October 28th, 2020

Year of the Mouse is celebrated


By Bobinec, Greg on January 2, 2020.

Greg Bobinec

Lethbridge Herald

gbobinec@lethbridgeherald.com

As the clock struck midnight New Year’s Eve, a new decade began and members of the Southern Alberta Buddhist Temple gathered with the community to start fresh into the year of the mouse.

On the final night of the year, over 100 people gathered at Nikka Yuko Japanese Garden for their 16th annual Year-End Bell Ringing Ceremony, Joya-no-kane, where they rang the temple bell 108 times to dispel any selfish desires and start fresh for the new year.

“Last night we had a year-end bell ringing ceremony,” says Sensei Yasuo Izumi, Southern Alberta Buddhist Temple. “Last year was more important than today because last year we shook the bell at Japanese Gardens which is a very beautiful tradition from Japan, we shook the temple bell 108 times because in Buddhism, we understand that always human beings have 108 bad passions or selfish desires, so we shake the bell for a start to a fresh, clean, new life.”

During the first day of the year, the Southern Alberta Buddhist Temple invited members and dharma friends to their first service of the year where they held a small gathering and exchanged greetings.

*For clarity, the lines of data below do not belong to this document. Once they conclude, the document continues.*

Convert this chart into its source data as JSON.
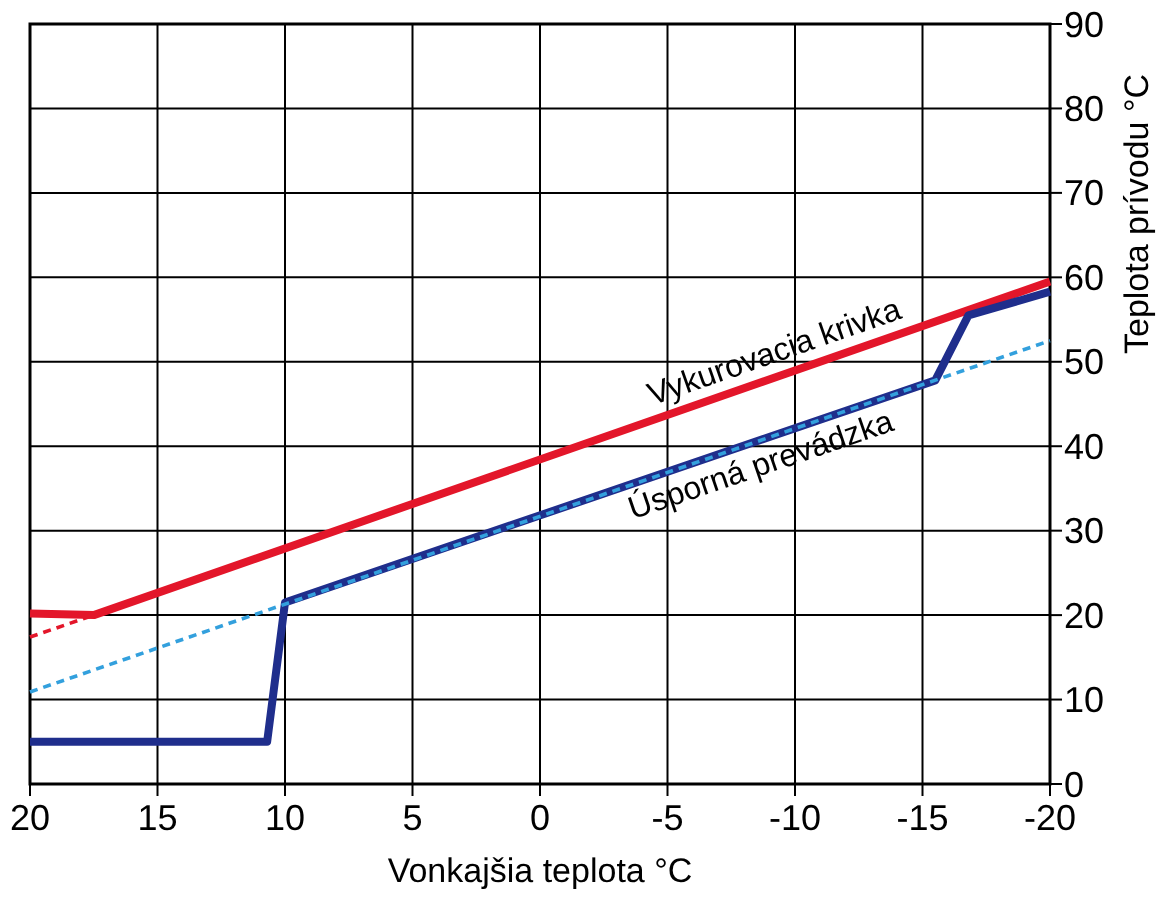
{
  "chart_data": {
    "type": "line",
    "xlabel": "Vonkajšia teplota °C",
    "ylabel": "Teplota prívodu °C",
    "xlim": [
      20,
      -20
    ],
    "ylim": [
      0,
      90
    ],
    "xticks": [
      20,
      15,
      10,
      5,
      0,
      -5,
      -10,
      -15,
      -20
    ],
    "yticks": [
      0,
      10,
      20,
      30,
      40,
      50,
      60,
      70,
      80,
      90
    ],
    "grid": true,
    "series": [
      {
        "color": "#e3162a",
        "line_style": "dashed",
        "x": [
          20,
          17.5
        ],
        "values": [
          17.4,
          20
        ]
      },
      {
        "name": "Vykurovacia krivka",
        "color": "#e3162a",
        "line_style": "solid",
        "x": [
          20,
          17.5,
          -20
        ],
        "values": [
          20.2,
          20,
          59.5
        ]
      },
      {
        "name": "Úsporná prevádzka",
        "color": "#1f2e8c",
        "line_style": "solid",
        "x": [
          20,
          10.7,
          10,
          -15.5,
          -16.8,
          -20
        ],
        "values": [
          5,
          5,
          21.5,
          47.8,
          55.5,
          58.3
        ]
      },
      {
        "color": "#33a0dd",
        "line_style": "dashed",
        "x": [
          20,
          -20
        ],
        "values": [
          10.9,
          52.5
        ]
      }
    ]
  }
}
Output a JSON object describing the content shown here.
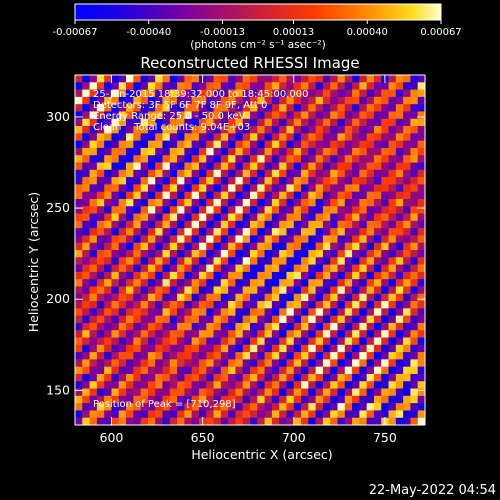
{
  "chart_data": {
    "type": "heatmap",
    "title": "Reconstructed RHESSI Image",
    "xlabel": "Heliocentric X (arcsec)",
    "ylabel": "Heliocentric Y (arcsec)",
    "xlim": [
      580,
      772
    ],
    "ylim": [
      131,
      323
    ],
    "x_ticks": [
      600,
      650,
      700,
      750
    ],
    "y_ticks": [
      150,
      200,
      250,
      300
    ],
    "colorbar": {
      "min": -0.00067,
      "max": 0.00067,
      "tick_values": [
        -0.00067,
        -0.0004,
        -0.00013,
        0.00013,
        0.0004,
        0.00067
      ],
      "tick_labels": [
        "-0.00067",
        "-0.00040",
        "-0.00013",
        "0.00013",
        "0.00040",
        "0.00067"
      ],
      "unit_label": "(photons cm⁻² s⁻¹ asec⁻²)"
    },
    "annotations": [
      "25-Jun-2015 18:39:32.000 to 18:45:00.000",
      "Detectors: 3F 5F 6F 7F 8F 9F, Att 0",
      "Energy Range: 25.0 - 50.0 keV",
      "Clean    Total counts: 9.04E+03"
    ],
    "peak_label": "Position of Peak = [710,298]",
    "pattern": {
      "description_free": true,
      "grid_cols": 48,
      "grid_rows": 48,
      "stripe_period_px": 30,
      "stripe_direction": [
        1,
        1
      ]
    }
  },
  "footer": {
    "timestamp": "22-May-2022 04:54"
  }
}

As per the Japanese Zodiac, influenced by the Chinese Zodiak, every generation has 12 years with each one signified by one life form. In accordance to the cycle, 2020 is the Year of the Mouse, and although many consider the rat or mouse to not be cute and cuddly, it has characteristics of an animal with wit, spirit, flexibility and hard working.

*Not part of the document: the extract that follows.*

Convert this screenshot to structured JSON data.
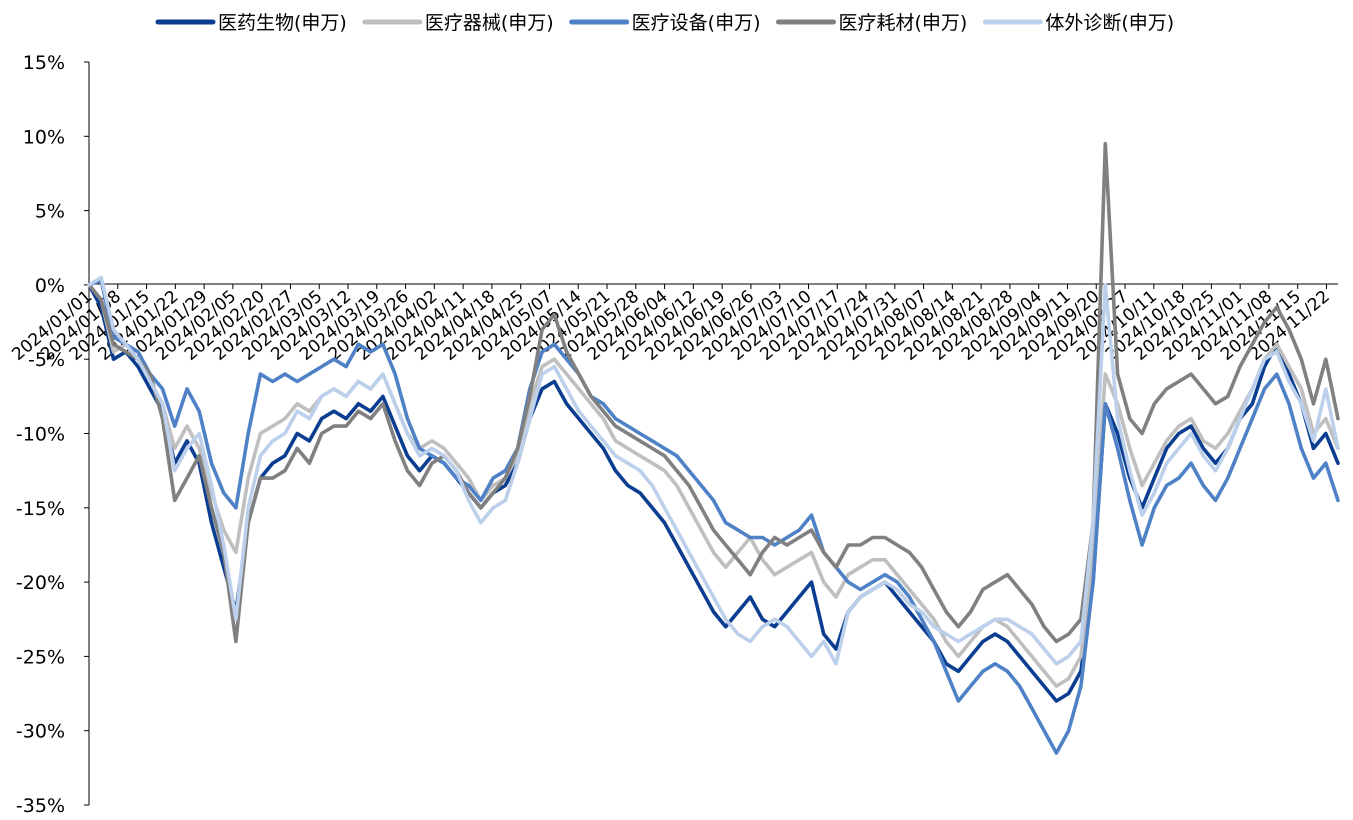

“Mouse means very hard working animal,” says Izumi. “In the Chinese Zodiac and all of the animals, they came to pay a respect at the moment the Buddha passed away, they all came one by one, and the first one that came was a mouse.”

Izumi says people may think that the animal symbolizing the year is supposed to bring them the qualities they have, but it is not about them giving you something, it is about learning from their qualities and developing them into our own lives.

“We learn from the mouse and the mouse works hard, so the mouse doesn’t bring something but we learn from the mouse,” he says.

The Southern Alberta Buddhist Temple will be hosting Ho-onko, along with Jjnusrty Shotsuki, on Jan. 12, at 2 p.m., which will be followed by their annual New Year’s party. All members and Dharma friends are invited to attend.